Saturday, July 20, 2019

Completely Unwarranted


Two hundred and forty-four years ago today, there was  small skirmish in Lexington between some colonialists and the British authorities.  Ralph Waldo Emerson would later write that this was the shot heard round the world, the beginning of the Revolutionary War that would lead to independence.

No one knows who, or even which side fired first that morning in Lexington, but while it was the first shot fired, it was not the start of the ideological revolution, It was not the birth of  the first step towards actively rebelling against the British King.  In my opinion, that had happened fourteen years earlier when a young lawyer, James Otis argued in a Boston Court.

The trial concerned the British government’s use of general warrants and writs of assistance.  Though both legal documents had existed for more than 150 years, in practice they were rarely used in England.  In the colonies, however, British tax collectors were used frequently.  A general warrant gave the holder the right to inspect, search, and seize property without any real limits.  Instead of a warrant granting an officer of the court to search for a specific piece of evidence at a specified location where there was reasonable evidence that the evidence existed, a general warrant allowed the king’s representative to search anywhere—for anything—without cause. 

Effectively, a general warrant allowed for fishing trips—you could search everything a man owned, in the hopes of discovering the grounds for a criminal offense.  Since the laws were numerous and contradictory, almost everyone was guilty of something. 

Writs of Assistance were even worse, since (as the name implies), it gave the holder the right to compel anyone to assist by surrendering evidence or testimony.  The holder could compel other government officials to cooperate, and it gave the holder the right to seize “suspected goods” and transfer ownership to a third party.  And the writs were effective for the life of the king who granted them plus six months. 

Following the Seven Years War, the Crown was perennially broke, and passed a series of unpopular new tax laws in the colonies.  When the people of Boston began smuggling and resisting payment, the Crown responded with more warrants and writs.  Eventually, the merchants found a good lawyer, James Otis, to argue the case in court.

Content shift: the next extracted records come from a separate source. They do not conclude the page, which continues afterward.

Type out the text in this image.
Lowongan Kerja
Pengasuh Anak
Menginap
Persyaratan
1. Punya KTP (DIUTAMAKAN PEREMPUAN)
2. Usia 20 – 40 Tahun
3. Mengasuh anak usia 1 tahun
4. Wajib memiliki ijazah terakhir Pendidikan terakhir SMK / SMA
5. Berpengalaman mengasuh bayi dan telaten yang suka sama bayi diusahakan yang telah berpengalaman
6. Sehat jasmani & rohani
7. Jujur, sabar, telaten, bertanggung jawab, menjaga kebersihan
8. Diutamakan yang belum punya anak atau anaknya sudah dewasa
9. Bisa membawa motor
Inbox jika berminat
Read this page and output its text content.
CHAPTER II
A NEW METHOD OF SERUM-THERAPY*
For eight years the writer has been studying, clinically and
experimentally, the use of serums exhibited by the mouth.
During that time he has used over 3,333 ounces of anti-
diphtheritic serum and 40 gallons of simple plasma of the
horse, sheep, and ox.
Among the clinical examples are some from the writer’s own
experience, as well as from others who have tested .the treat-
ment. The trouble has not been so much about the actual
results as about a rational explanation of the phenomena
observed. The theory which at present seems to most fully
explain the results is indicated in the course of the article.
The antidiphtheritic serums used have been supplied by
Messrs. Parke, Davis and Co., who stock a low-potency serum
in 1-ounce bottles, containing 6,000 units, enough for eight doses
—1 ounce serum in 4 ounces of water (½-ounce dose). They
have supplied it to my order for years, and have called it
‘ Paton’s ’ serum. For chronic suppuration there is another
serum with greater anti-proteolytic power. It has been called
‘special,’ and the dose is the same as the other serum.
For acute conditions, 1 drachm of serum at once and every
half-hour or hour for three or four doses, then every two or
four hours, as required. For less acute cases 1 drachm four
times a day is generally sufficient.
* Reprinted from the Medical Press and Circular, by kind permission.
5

The case was all but impossible.  Colonial tax cheats suing the Crown in a royal court against warrants signed by the King….it would have taken a miracle for Otis to win.  In his summation, Otis gave a five hour long impassioned speech against the unfairness of general warrants:

Such warrants are a power that places the liberty of every man in the hands of every petty officer…

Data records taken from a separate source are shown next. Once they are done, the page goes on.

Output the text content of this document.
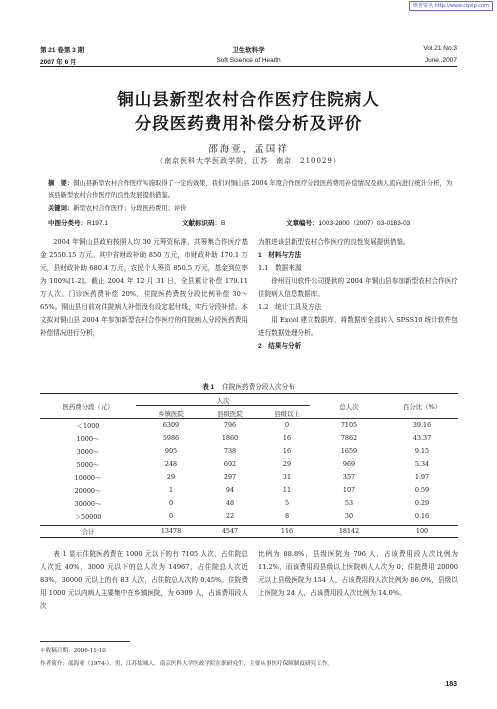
维普资讯 http://www.cqvip.com
第 21 卷第 3 期
2007 年 6 月
卫生软科学
Soft Science of Health
Vol.21 No.3
June.,2007
铜山县新型农村合作医疗住院病人
分段医药费用补偿分析及评价
邵海亚，孟国祥
（南京医科大学医政学院，江苏　南京　210029）
摘　要：铜山县新型农村合作医疗实施取得了一定的效果，我们对铜山县 2004 年度合作医疗分段医药费用补偿情况及病人流向进行统计分析，为该县新型农村合作医疗的良性发展提供借鉴。
关键词：新型农村合作医疗；分段医药费用；评价
中图分类号：R197.1	文献标识码：B	文章编号：1003-2800（2007）03-0183-03

2004 年铜山县政府按照人均 30 元筹资标准，共筹集合作医疗基金 2550.15 万元。其中省财政补助 850 万元，市财政补助 170.1 万元，县财政补助 680.4 万元，农民个人筹资 850.5 万元，基金到位率为 100%[1-2]。截止 2004 年 12 月 31 日，全县累计补偿 179.11 万人次。门诊医药费补偿 20%，住院医药费按分段比例补偿 30～65%。铜山县目前对住院病人补偿没有设定起付线，实行分段补偿。本文拟对铜山县 2004 年参加新型农村合作医疗的住院病人分段医药费用补偿情况进行分析，

为推进该县新型农村合作医疗的良性发展提供借鉴。

1　材料与方法

1.1　数据来源

徐州百川软件公司提供的 2004 年铜山县参加新型农村合作医疗住院病人信息数据库。

1.2　统计工具及方法

用 Excel 建立数据库，将数据库全部转入 SPSS10 统计软件包进行数据处理分析。

2　结果与分析

表 1 住院医药费分段人次分布
医药费分段（元）
人次
乡镇医院	县级医院	县级以上
总人次	百分比（%）
＜1000	6309	796	0	7105	39.16
1000～	5986	1860	16	7862	43.37
3000～	905	738	16	1659	9.15
5000～	248	692	29	969	5.34
10000～	29	297	31	357	1.97
20000～	1	94	11	107	0.59
30000～	0	48	5	53	0.29
＞50000	0	22	8	30	0.16
合计	13478	4547	116	18142	100

表 1 显示住院医药费在 1000 元以下的有 7105 人次，占住院总人次近 40%，3000 元以下的总人次为 14967，占住院总人次近 83%，30000 元以上的有 83 人次，占住院总人次的 0.45%。住院费用 1000 元以内病人主要集中在乡镇医院，为 6309 人，占该费用段人次

比例为 88.8%，县级医院为 796 人，占该费用段人次比例为 11.2%，而该费用段县级以上医院病人人次为 0；住院费用 20000 元以上县级医院为 154 人，占该费用段人次比例为 86.0%，县级以上医院为 24 人，占该费用段人次比例为 14.0%。

＊收稿日期：2006-11-10
作者简介：邵海亚（1974-），男，江苏盐城人，南京医科大学医政学院在职研究生，主要从事医疗保障制度研究工作。
183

That five-hour speech was witnessed by several young lawyer, among them a 25 year-old John Adams.  Otis didn’t win, but his words that day helped ignite the desire for independence.  Fifteen years later, general warrants were one of the grievances leveled against King George III in the Declaration Independence:

He has erected a multitude of New Offices, and sent hither swarms of Officers to harass our people and eat out their substance.

The 1776 Virginia Declaration of Rights specifically called for the abolition of the “grievous and oppressive” general warrants.  Almost immediately, the state of Massachusetts passed their old prohibition against general warrants in a law written by John Adams. 

These new laws were meaningless, since Crown law superseded state law.  After the Revolution, the Fourth Amendment, a part of the Bill of Rights, prohibited the issuance of general warrants.

The right of the people to be secure in their persons, houses, papers, and effects, against unreasonable searches and seizures, shall not be violated, and no Warrants shall issue, but upon probable cause, supported by Oath or affirmation, and particularly describing the place to be searched, and the persons or things to be seized.

And with the ratification of the Bill of Rights, this should be the end of the story.  The constitution guarantees that we can say what we want, live our lives peacefully, and the government has no right to spy on us, or to search us without a court-issued specific warrant, or invade our privacy.

Unfortunately, in the last couple of decades, we seem to have slid backwards on the issue.  FISA Courts, endless Congressional Subpoenas, and Special Prosecutors seem (at least to me), to be a resurrection of the old general warrant.  Even before 9/11 and the passage of the egregiously intrusive Patriot Act, our rights and civil liberties were being eroded.

The government spies on us, gathers data on us, keeps data from our cell phones, and ignores the Fourth Amendment.  And we have special prosecutors who publicly announce that they will follow leads discovered by subpoenas to “see where the case goes.” 

If the FBI wanted to come to my house and read my emails, they would need a court order sign by a judge, to read specific emails limited to certain dates and specific individuals.  But, if the FBI subpoenas my emails from Google—or for that matter, every damn email from and to everyone in my state, no judge will need to sign off on the order.  In effect, the Fourth Amendment no longer exists.

Somehow, we are living in a Post-Constitutional world, where the “seriousness of the charge” trumps (pun intended) probably cause.  And that should be a shot heard around the world.

1 comment:

  1. I absolutely agree. I think what has gradually deadened our sensibilities to the idea of general warrants is the rise of the procedural detective show. We have grown to admire characters like Abbie Schuto and Tim McGee on NIS who regularly go way outside probable cause to do fishing expeditions. Because TV shows mostly the good thing about it (catching the bad guys), but they don't show the misuse of such data gathered. We like and trust the guys doing it (on TV), so we kind of approve.